Abstract

A detailed study of floral ontogeny, anatomy, and embryology in two (of six) species of Pharus is presented as part of a series of comparative investigations on early‐divergent grasses. Pharus is a taxonomically isolated genus belonging to the earliest‐diverging grass lineage with a true grass spikelet. It is unusual in possessing remarkably dimorphic florets: male florets possess two lodicules, six stamens, and a pistillode, whereas female florets lack lodicules entirely but possess six staminodes and a tricarpellary ovary with three stigmas. The rudimentary lodicules in male florets are initiated after the stamen whorls. There are most commonly six androecial organs, but in some florets, a five‐staminate condition was observed, resulting from suppression of the abaxial stamen from the inner whorl, or even a four‐staminate condition resulting from subsequent fusion of the two adaxial outer stamens (i.e., elements of both whorls). Thus, the pattern of floral zygomorphy in Pharus differs from that of many other grasses.
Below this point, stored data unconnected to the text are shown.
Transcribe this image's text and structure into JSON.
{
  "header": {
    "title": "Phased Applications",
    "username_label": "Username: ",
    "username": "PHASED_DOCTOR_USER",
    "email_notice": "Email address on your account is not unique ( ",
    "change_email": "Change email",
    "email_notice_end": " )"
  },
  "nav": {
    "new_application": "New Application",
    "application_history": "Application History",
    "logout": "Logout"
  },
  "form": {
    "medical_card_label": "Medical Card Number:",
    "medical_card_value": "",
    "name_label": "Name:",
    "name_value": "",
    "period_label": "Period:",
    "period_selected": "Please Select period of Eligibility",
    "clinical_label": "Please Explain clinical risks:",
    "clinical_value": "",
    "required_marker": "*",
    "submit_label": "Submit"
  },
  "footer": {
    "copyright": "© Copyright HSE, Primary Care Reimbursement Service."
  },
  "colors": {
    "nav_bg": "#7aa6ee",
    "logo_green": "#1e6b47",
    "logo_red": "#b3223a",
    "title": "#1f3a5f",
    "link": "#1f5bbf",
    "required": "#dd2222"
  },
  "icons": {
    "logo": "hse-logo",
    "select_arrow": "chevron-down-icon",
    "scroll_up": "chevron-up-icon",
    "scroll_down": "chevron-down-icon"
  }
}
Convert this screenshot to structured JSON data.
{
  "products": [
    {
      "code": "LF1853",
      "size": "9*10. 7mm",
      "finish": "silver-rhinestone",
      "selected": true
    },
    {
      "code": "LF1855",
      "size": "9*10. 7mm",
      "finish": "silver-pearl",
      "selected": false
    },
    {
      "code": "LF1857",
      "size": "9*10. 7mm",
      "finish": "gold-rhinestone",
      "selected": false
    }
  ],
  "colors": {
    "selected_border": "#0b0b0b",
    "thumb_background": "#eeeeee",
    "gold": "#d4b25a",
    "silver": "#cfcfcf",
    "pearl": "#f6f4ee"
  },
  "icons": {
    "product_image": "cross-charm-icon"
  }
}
Centrifixed anther attachment is reported for the first time in Pharus, resembling the condition in another early‐divergent grass, Anomochloa, though anthers are introrse in Anomochloa compared with latrorse in Pharus. Anther wall development is of the reduced type in Pharus, in contrast to most other monocots. Microsporogenesis is of the successive type, as in many other monocots. The ovary develops from three distinct primordia and is unilocular with a single ovule and a pronounced ovary beak that is highly characteristic of Pharus. There is a hollow style, in contrast to the solid styles that are common in many other grasses. The embryo is highly differentiated, as in other grasses, with a distinct epiblast and a small cleft between the scutellum and the coleorhiza.